Cami: Mis recuerdos más mágicos son siempre de la playa y del mar y a medida que voy creciendo, voy recordando esos momentos y eso es lo que me hace feliz. Para mí es eso, me siento bien en el agua. En cambio en tierra, en una ciudad me siento perdida y siempre me falta algo.

Fede: Mi existencia siempre ha girado alrededor del océano. En diferentes formas en diferentes etapas. O sea a través de la música, a través de las películas, a través de las series en momentos en los cuales estaba obligado a vivir fuera de mi ecosistema propio, que es la playa o el mar, y luego ya elegí que la presencia del océano sea constante.

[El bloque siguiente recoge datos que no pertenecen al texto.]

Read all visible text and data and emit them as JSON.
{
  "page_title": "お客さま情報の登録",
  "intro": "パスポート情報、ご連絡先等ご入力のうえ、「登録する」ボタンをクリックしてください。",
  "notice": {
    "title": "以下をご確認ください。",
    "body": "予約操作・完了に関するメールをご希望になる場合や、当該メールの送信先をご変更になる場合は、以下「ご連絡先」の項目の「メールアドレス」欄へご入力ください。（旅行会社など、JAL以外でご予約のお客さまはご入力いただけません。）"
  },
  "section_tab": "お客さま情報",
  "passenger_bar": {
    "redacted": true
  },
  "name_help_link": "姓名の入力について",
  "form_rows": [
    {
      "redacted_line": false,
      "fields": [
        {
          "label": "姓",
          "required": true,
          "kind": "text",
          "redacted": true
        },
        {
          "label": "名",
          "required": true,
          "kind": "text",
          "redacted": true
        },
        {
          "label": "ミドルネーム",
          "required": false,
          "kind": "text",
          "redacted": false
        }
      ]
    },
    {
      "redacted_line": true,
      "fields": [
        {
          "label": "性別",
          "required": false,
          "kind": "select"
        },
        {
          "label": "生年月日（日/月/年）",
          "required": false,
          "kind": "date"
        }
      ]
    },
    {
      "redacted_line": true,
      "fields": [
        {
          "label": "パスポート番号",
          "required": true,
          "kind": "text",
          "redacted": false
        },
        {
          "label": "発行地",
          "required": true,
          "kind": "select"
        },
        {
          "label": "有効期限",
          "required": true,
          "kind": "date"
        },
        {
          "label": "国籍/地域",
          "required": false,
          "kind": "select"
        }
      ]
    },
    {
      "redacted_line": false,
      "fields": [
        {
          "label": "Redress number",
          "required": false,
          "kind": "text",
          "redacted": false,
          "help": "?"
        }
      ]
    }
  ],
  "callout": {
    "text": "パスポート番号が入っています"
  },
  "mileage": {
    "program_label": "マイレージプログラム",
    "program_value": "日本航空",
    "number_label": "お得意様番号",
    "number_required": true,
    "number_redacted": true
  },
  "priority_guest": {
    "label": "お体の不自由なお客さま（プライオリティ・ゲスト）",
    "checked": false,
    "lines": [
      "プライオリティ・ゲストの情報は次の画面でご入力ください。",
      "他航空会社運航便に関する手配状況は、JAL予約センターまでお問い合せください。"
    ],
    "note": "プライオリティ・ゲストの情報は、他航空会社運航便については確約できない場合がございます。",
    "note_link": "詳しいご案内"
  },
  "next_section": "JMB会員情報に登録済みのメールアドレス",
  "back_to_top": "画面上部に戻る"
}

Explicarlo en palabras a veces resulta difícil y eso que a lo largo de la historia de la humanidad, siempre ha existido esa misteriosa fascinación por el mar. Sin ir más lejos, en el siglo pasado nos lo mostró Jacques Cousteau, probablemente el oceanógrafo más conocido del mundo, a través de su pasión por el océano. Incluso los científicos han mostrado interés por el tema y no son pocos los estudios que demuestran que el mar estimula el cerebro de forma positiva.

Aún así, las personas más terrestres dirían seguramente que no es para tanto, que es una fantasía nada más. Incluso me puedo imaginar algún que otro que diría algo como "Vamos, madura, ya no eres niño.". ¿A qué sí? Y ahí está. El punto donde empieza a ponerse interesante. Donde se diferencian dos, o incluso más, tipos de personas. Y mientras unos no pueden comprender por qué cambiar todo un estilo de vida por ejemplo para estar cerca del mar, otros tienen claro que aunque lo primero que aprendemos es a movernos en tierra, la existencia no se limita sólo a la orilla.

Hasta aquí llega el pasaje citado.